Spongebob doesn’t have to be the only one with a magic conch. Get your own by rocking a conch piercing – it’s the perfect way to add some razzle-dazzle to your ear cartilage!
But, before you take the plunge into get this ear piercing done, here’s everything you need to know about this cartilage piercing, including pain level, healing time, cost, aftercare, and more.
What Is a Conch Piercing?
Your conch is located in the center part of your ear cartilage that leads to your ear canal.
Peek in a mirror. Wow, that outfit is really working for you today. Now, look closer at your ear and you’ll notice that cup in the middle of your ear looks kinda like a shell. That’s the conch.
There are two parts to it: the inner conch and the outer conch. The inner conch is a little higher on your ear, while the outer conch is lower and a bit more hidden. An outer conch piercing sits inside the shell of your ear, kinda close to where you wear your AirPods. (Or those generic earbuds from Amazon: don’t worry, we won’t tell.) You can place a hoop or a stud in each.
How Much Does It Cost?
Although every piercing salon is different, a conch piercing will probably run you around $30. But you’re also going to pay for the jewelry that’s put in. It would be kind of weird if you just got the hole punched into your ear. But hey, some people like pineapple on their pizza.
The jewelry may run you about $50. But again, this will vary by location and the kind of jewelry you get. You can opt for something more basic to keep it on the affordable end, or go for something fancier if you really want to splurge. We hear Ariel’s Etsy shop has tons of great options. Especially if you want an old boot.
How Painful Is a Conch Piercing?
Since it’s a cartilage piercing, the conch may look like it’s a little intense on the pain scale. It’s in a pretty thick part of your ear, and it’s located closer to the inside of your ear. Both of those things can make it a tricky piercing to execute.
But take a deep breath. The pain of this piercing is mostly comparable to other piercings like the helix or rook.
When I got my conch pierced, I was mostly distracted by the loud “crunch” sound. Because the needle passes through cartilage close to your ear canal, the noise of the piercing can be a little loud. But it just felt like a strong, sharp pinch.
Professional piercer Shawn Pierce says in the video below, “It really doesn’t hurt too bad.” We’ve believed more questionable things from the Internet. Speaking of, does anyone want to buy three gallons of apple cider vinegar?
The 16-gauge needle for this piercing is the same size as what a piercer would use for your daith, tragus, or most other parts of your ear. Meaning, they won’t be dragging out the medieval torture devices. But ultimately, you’ll have to judge the pain for yourself and every person has different pain tolerances.

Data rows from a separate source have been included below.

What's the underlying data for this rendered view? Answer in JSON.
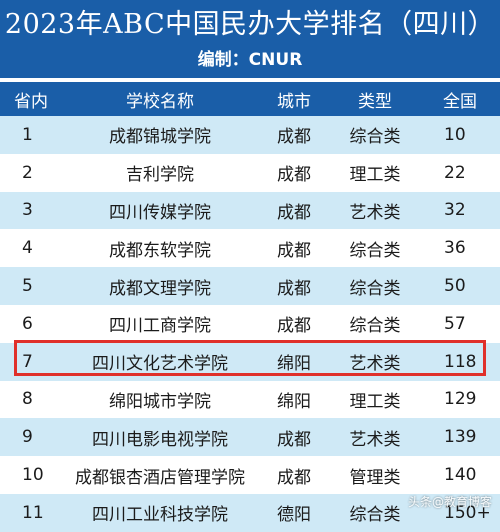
{
  "header": {
    "title": "2023年ABC中国民办大学排名（四川）",
    "subtitle": "编制：CNUR"
  },
  "colors": {
    "header_bg": "#1a5ea8",
    "row_alt_bg": "#cfe9f6",
    "highlight_border": "#e0302a"
  },
  "table": {
    "columns": [
      "省内",
      "学校名称",
      "城市",
      "类型",
      "全国"
    ],
    "rows": [
      {
        "rank": "1",
        "name": "成都锦城学院",
        "city": "成都",
        "type": "综合类",
        "national": "10"
      },
      {
        "rank": "2",
        "name": "吉利学院",
        "city": "成都",
        "type": "理工类",
        "national": "22"
      },
      {
        "rank": "3",
        "name": "四川传媒学院",
        "city": "成都",
        "type": "艺术类",
        "national": "32"
      },
      {
        "rank": "4",
        "name": "成都东软学院",
        "city": "成都",
        "type": "综合类",
        "national": "36"
      },
      {
        "rank": "5",
        "name": "成都文理学院",
        "city": "成都",
        "type": "综合类",
        "national": "50"
      },
      {
        "rank": "6",
        "name": "四川工商学院",
        "city": "成都",
        "type": "综合类",
        "national": "57"
      },
      {
        "rank": "7",
        "name": "四川文化艺术学院",
        "city": "绵阳",
        "type": "艺术类",
        "national": "118"
      },
      {
        "rank": "8",
        "name": "绵阳城市学院",
        "city": "绵阳",
        "type": "理工类",
        "national": "129"
      },
      {
        "rank": "9",
        "name": "四川电影电视学院",
        "city": "成都",
        "type": "艺术类",
        "national": "139"
      },
      {
        "rank": "10",
        "name": "成都银杏酒店管理学院",
        "city": "成都",
        "type": "管理类",
        "national": "140"
      },
      {
        "rank": "11",
        "name": "四川工业科技学院",
        "city": "德阳",
        "type": "综合类",
        "national": "150+"
      }
    ],
    "highlighted_rank": "7"
  },
  "watermark": "头条@教育博客"
}
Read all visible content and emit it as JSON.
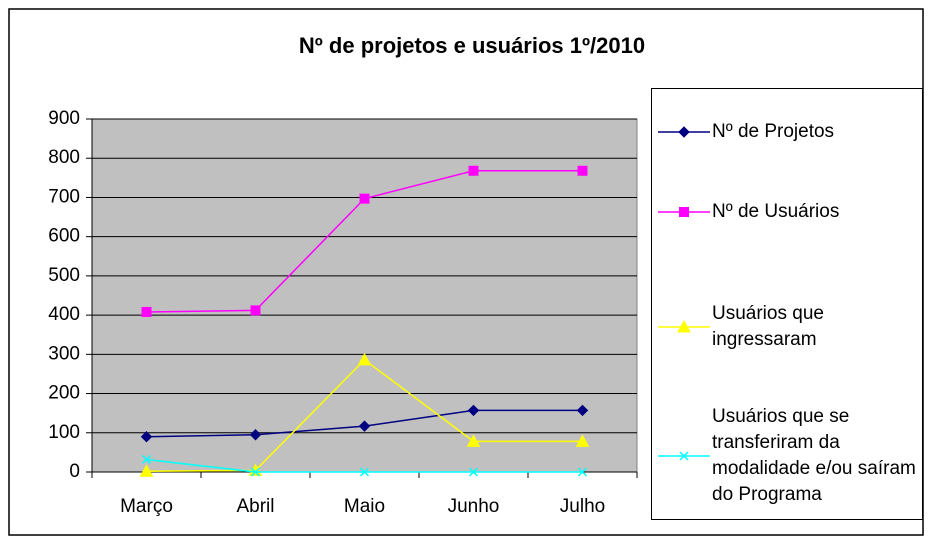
{
  "chart_data": {
    "type": "line",
    "title": "Nº de projetos e usuários 1º/2010",
    "categories": [
      "Março",
      "Abril",
      "Maio",
      "Junho",
      "Julho"
    ],
    "series": [
      {
        "name": "Nº de Projetos",
        "color": "#000080",
        "marker": "diamond",
        "values": [
          90,
          95,
          117,
          157,
          157
        ]
      },
      {
        "name": "Nº de Usuários",
        "color": "#ff00ff",
        "marker": "square",
        "values": [
          408,
          412,
          697,
          768,
          768
        ]
      },
      {
        "name": "Usuários que ingressaram",
        "color": "#ffff00",
        "marker": "triangle",
        "values": [
          2,
          4,
          286,
          78,
          78
        ]
      },
      {
        "name": "Usuários que se transferiram da modalidade e/ou saíram do Programa",
        "color": "#00ffff",
        "marker": "x",
        "values": [
          32,
          0,
          0,
          0,
          0
        ]
      }
    ],
    "ylim": [
      0,
      900
    ],
    "yticks": [
      0,
      100,
      200,
      300,
      400,
      500,
      600,
      700,
      800,
      900
    ],
    "grid": true,
    "legend": "right"
  }
}
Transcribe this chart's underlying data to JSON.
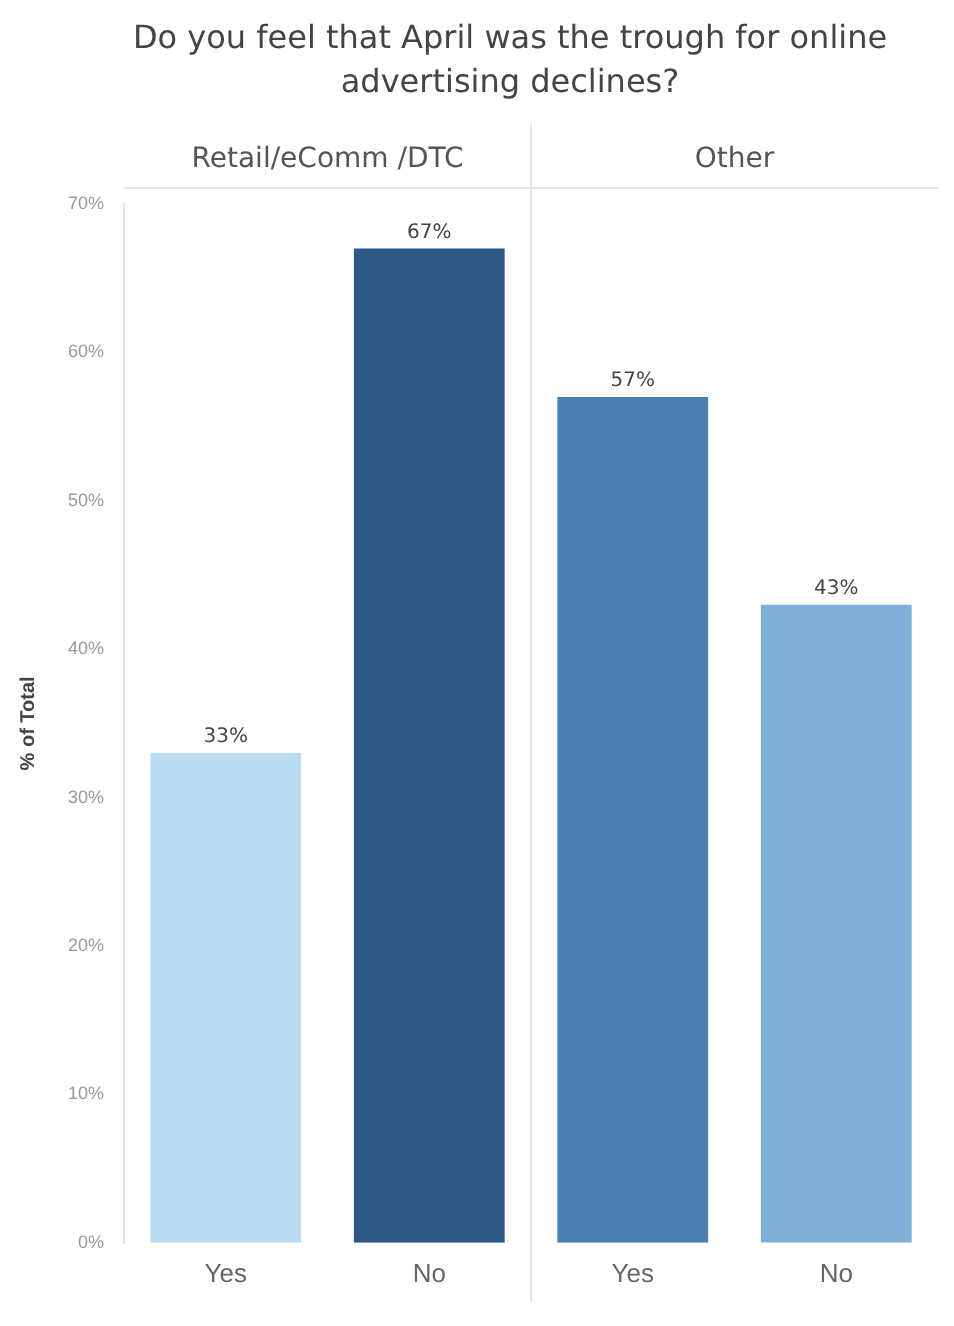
{
  "chart_data": {
    "type": "bar",
    "title": "Do you feel that April was the trough for online advertising declines?",
    "ylabel": "% of Total",
    "annotations": [
      "Retail/eComm /DTC",
      "Other"
    ],
    "categories": [
      "Yes",
      "No",
      "Yes",
      "No"
    ],
    "values": [
      33,
      67,
      57,
      43
    ],
    "value_labels": [
      "33%",
      "67%",
      "57%",
      "43%"
    ],
    "colors": [
      "#b9dcf0",
      "#2c5886",
      "#4c7eb0",
      "#7fb0d5"
    ],
    "ylim": [
      0,
      70
    ],
    "yticks": [
      {
        "value": 0,
        "label": "0%"
      },
      {
        "value": 10,
        "label": "10%"
      },
      {
        "value": 20,
        "label": "20%"
      },
      {
        "value": 30,
        "label": "30%"
      },
      {
        "value": 40,
        "label": "40%"
      },
      {
        "value": 50,
        "label": "50%"
      },
      {
        "value": 60,
        "label": "60%"
      },
      {
        "value": 70,
        "label": "70%"
      }
    ],
    "grid": false,
    "legend": false
  }
}
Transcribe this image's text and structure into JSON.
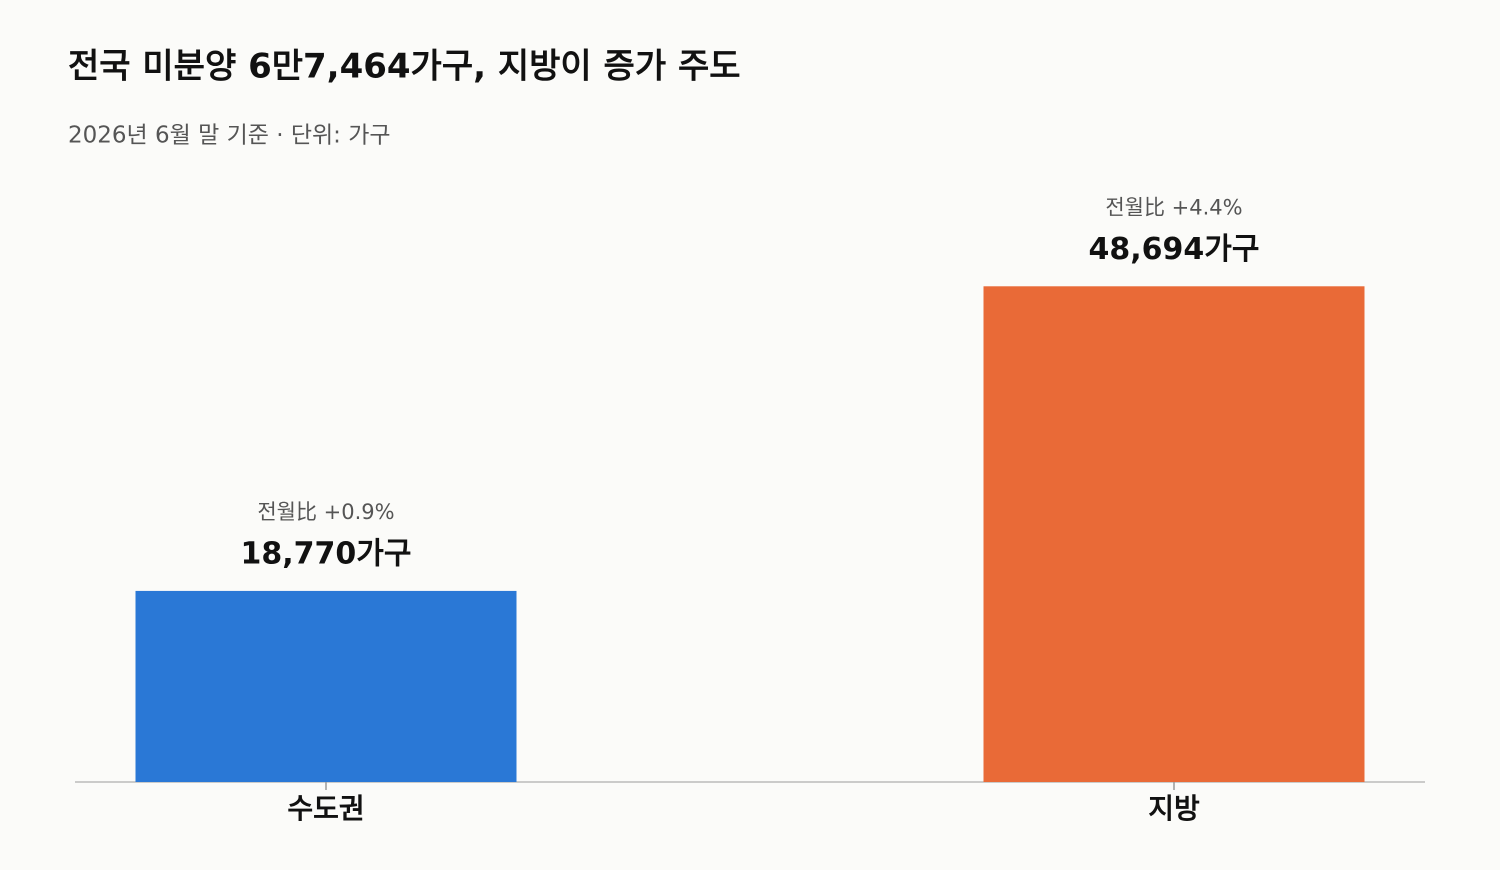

How Long Will My Conch Piercing Take to Heal?
Your cartilage is a bit of a diva. It’ll take longer to heal than a lobe piercing. But like Mariah Carey, your cartilage is high-maintenance because it knows that it’s fabulous.
With some tender loving care and some smart aftercare, your piercing should be fully healed in six months to a year. Which leads us to…
What’s Good Conch Piercing Aftercare?
We know that saltwater soaks and unscented soaps aren’t very glamorous. But beauty has its price. In this case, the price is time and repetition. Just think of it like scrolling through TikTok, but with fewer catchy songs and more pools of water on your counter.
Pierce says, “As far as aftercare, you’re going to wash it with a mild soap once a day. Get yourself a saltwater solution, and use that three times a day. For the first two weeks, do not sleep on that side – otherwise, it’ll swell up overnight.” That’s definitely not the kind of thing we like to see swelling up in bed.
And although you may love those new ear buds, avoid wearing them for the first several weeks after you’ve been pierced. They can contaminate your ear, and will also rub up against the new bling. Same goes for hats, and anything else that may hit your ear. Thank goodness no one actually talks on the phone anymore.
When Can I Change the Jewelry?
Keep your fingers to yourself. Unless you have chicken fingers – we missed lunch. We know you’ve been online shopping for some cute orbital hoops and studs, but perfection takes patience. Don’t spin your jewelry or swap it out until it’s fully healed. Give your conch at least six months before you try to change your look.
When you’re ready to try a new cartilage ring or labret, make sure you stick with materials like titanium, surgical steel, or high-quality gold jewelry. These tend to be less irritating and cause fewer bad skin reactions.
You may also want to ask your piercer to help change out the jewelry for you. Since it has such a particular placement, it may take a few tries to get the hang of changing out the jewelry.